Les rencontres quotidiennes avec d’autres hikers, tous issus d’endroits et de réalités différentes, mais réunis par un objectif commun et ambitieux. Les amitiés forgées au fil du sentier, basées parfois sur deux mois de marche commune, d’autres fois sur seulement une semaine, mais toujours avec la certitude qu’en bout de ligne, cette expérience nous aura lié à jamais. La générosité sans bornes de tous ces trail angels, des inconnus qui sortent de leur quotidien simplement pour nous encourager, nous conduire en ville, nous faire un BBQ ou même nous inviter à loger gratuitement chez eux pour une nuit, bière, repas, douche et lavage inclus.

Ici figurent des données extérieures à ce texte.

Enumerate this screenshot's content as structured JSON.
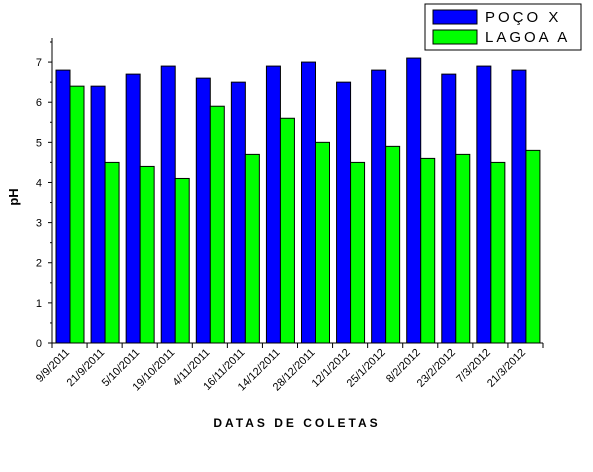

Les moments d’émotion en arrivant devant une vue à couper le souffle, une chute d’eau par une chaude journée de canicule, la première rencontre avec un ours noir ou un serpent à sonnette, les marches de nuit pour aller voir un lever de soleil, la simple beauté d’une fleur qui sort d’une fissure rocheuse.

Il ne passe pas une journée sans je ne pense à la piste. Plus souvent qu’autrement, ça arrive, difficile de s’en étonner, quand je marche. Quand je me promène dans les rues sur mon heure de lunch, en chemin vers l’épicerie, en sortant du métro, peu importe, en autant que je marche. Comme si le rythme de mes pas me ramenait sur le sentier. Comme si le simple geste de marcher réveillait en moi un souvenir ou un autre qui n’attendait que ce signal pour ressurgir. Et le décor d’asphalte et de béton m’entourant dans ces moments-là n’y est assurément pour rien !

Évidemment, il est difficile de ne pas ressortir changé d’une telle expérience. La piste a bel et bien un effet sur le marcheur. Elle vous façonne, elle vous transforme. Mais elle le fait subtilement. Un peu de la même façon qu’on n’a jamais l’impression, quotidiennement, que nos cheveux poussent, mais qu’en bout de ligne, force est de constater qu’après six mois sans les couper, ils ont bel et bien allongé. On ne force pas ces changements; ils s’imposent d’eux-mêmes. Et ils le font différemment pour chaque personne. Pour moi, ça se manifeste dans la façon de composer avec ce qui m’entoure. Les choses, les gens, la vie. J’ai compris que la vie n’arrête d’être simple que lorsqu’on s’efforce de la rendre compliquée.

La piste constitue en fait une excellente métaphore pour illustrer la vie. Les deux ont un début, les deux ont une fin; ce qui se passe au milieu ne regarde que vous. Il est facile de s’arranger pour arriver rapidement au bout et avoir l’impression de ne pas en avoir profité. Le mieux est de la vivre à son propre rythme, de prendre des pauses quand on est fatigué, de demander de l’aide quand on en a besoin et de vivre chaque moment pendant qu’il passe. Sur le sentier, on se fait souvent dire “Hike your own hike”. Appliquez la même philosophie à la vie, vous obtenez “Live your own life”.

Alors, un an plus tard, que reste-t-il de cette expérience appalachienne ? En bout de ligne restent les souvenirs. Restent les visages. Restent les pas, 5 millions d’entre eux. Restent 2179,1 mi. de roches, de racines, de forêt, de vie. Restent 171 jours de simplicité et de pureté. Reste le 30 août 2010 qui a su rassembler tout cela en un seul moment.

Ce 30 août 2010 qui à jamais me restera gravé dans l’âme.